Will got on the horseback with momentum, a little worried. Sampson raised his head and pricked his ears, not stopping the chewing unless there was a plausible cause for doing so. He’d gotten to know Pepper as well.
‘Right, then’ the Hunter said. He didn’t like to leave her all alone like that, not after what had happened to her family, but the cottage was a mess, and you couldn’t fix a broken window with a handkerchief. Or a destroyed roof with fern leaves, whatever Pepper might think.
He needed to organize things.
‘What are you not going to do?’ he asked., in a dunning voice he’d never imagined he’d have.
‘Open the door to strangers’ she answered obediently. ‘But, Will, what if…’
‘No. No opening of doors, Pepper!’ Wilhelm burst out with an unusual flashing of impatience. ‘Understood?’
The girl nodded. ‘Yes, Will.’
He nodded with relief. ‘Right. You may send them to Azalea, if that makes you feel any better.’
Her face brightened and he could picture a long queue of apple sellers in front of Azalea’s door.

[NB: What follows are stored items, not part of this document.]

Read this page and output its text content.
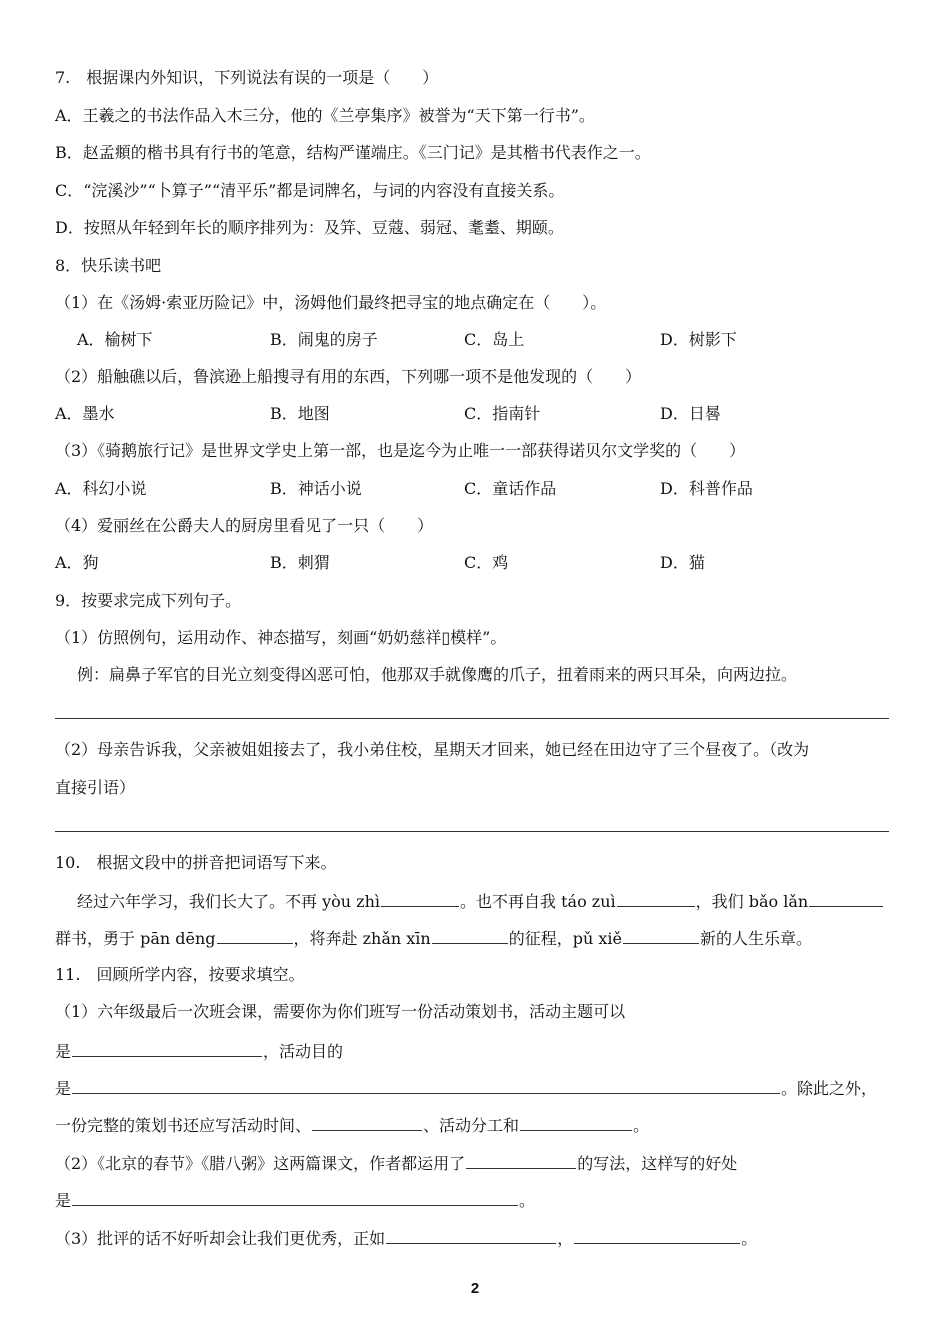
7.　根据课内外知识，下列说法有误的一项是（　　）
A．王羲之的书法作品入木三分，他的《兰亭集序》被誉为“天下第一行书”。
B．赵孟頫的楷书具有行书的笔意，结构严谨端庄。《三门记》是其楷书代表作之一。
C．“浣溪沙”“卜算子”“清平乐”都是词牌名，与词的内容没有直接关系。
D．按照从年轻到年长的顺序排列为：及笄、豆蔻、弱冠、耄耋、期颐。
8．快乐读书吧
（1）在《汤姆·索亚历险记》中，汤姆他们最终把寻宝的地点确定在（　　）。
A．榆树下	B．闹鬼的房子	C．岛上	D．树影下
（2）船触礁以后，鲁滨逊上船搜寻有用的东西，下列哪一项不是他发现的（　　）
A．墨水	B．地图	C．指南针	D．日晷
（3）《骑鹅旅行记》是世界文学史上第一部，也是迄今为止唯一一部获得诺贝尔文学奖的（　　）
A．科幻小说	B．神话小说	C．童话作品	D．科普作品
（4）爱丽丝在公爵夫人的厨房里看见了一只（　　）
A．狗	B．刺猬	C．鸡	D．猫
9．按要求完成下列句子。
（1）仿照例句，运用动作、神态描写，刻画“奶奶慈祥▯模样”。
例：扁鼻子军官的目光立刻变得凶恶可怕，他那双手就像鹰的爪子，扭着雨来的两只耳朵，向两边拉。
（2）母亲告诉我，父亲被姐姐接去了，我小弟住校，星期天才回来，她已经在田边守了三个昼夜了。（改为
直接引语）
10.　根据文段中的拼音把词语写下来。
经过六年学习，我们长大了。不再 yòu zhì	。也不再自我 táo zuì	，我们 bǎo lǎn
群书，勇于 pān dēng	，将奔赴 zhǎn xīn	的征程，pǔ xiě	新的人生乐章。
11.　回顾所学内容，按要求填空。
（1）六年级最后一次班会课，需要你为你们班写一份活动策划书，活动主题可以
是	，活动目的
是	。除此之外，
一份完整的策划书还应写活动时间、	、活动分工和	。
（2）《北京的春节》《腊八粥》这两篇课文，作者都运用了	的写法，这样写的好处
是	。
（3）批评的话不好听却会让我们更优秀，正如	，	。
2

Now she’d certainly be grateful for that. Alas.
The Hunter prodded Sampson’s sides and the horse set himself in motion. Slowly. There was no need to hurry.
‘Goodbye, Will! Have a nice journey!’ Pepper bellowed, her voice trembling with excitement. That Will was to head for the wide world, for the dangerous city! Oh, he was so courageous, so brave. How very lucky she was to call him a friend- how thankful she should be for that. Oh, she’d take care of his house in turn, she’d plant some lovely flowers in the garden and-
‘Yes’ Will replied. Only a hopeless dreamer like Pepper could wish him a ‘nice’ journey, as if it was all going to be a great adventure. It was the Crystal City, after all. ‘Take care.’
With that, Sampson turned and departed.
The Hunter cast a look over his shoulder, where Pepper was waving goodbye, smiling brightly. She even stood on her tiptoes, and there were little rabbits appearing out of the grass, thinking themselves save upon his departure. Small blue birds settled down on the branches of nearby trees, and there was the obligatory deer lurking out of a bush.
The Hunter sighed, but couldn’t help but smile. What an extraordinary girl she was. She was still waving, and she’d wave and wave, even minutes after he got out of sight.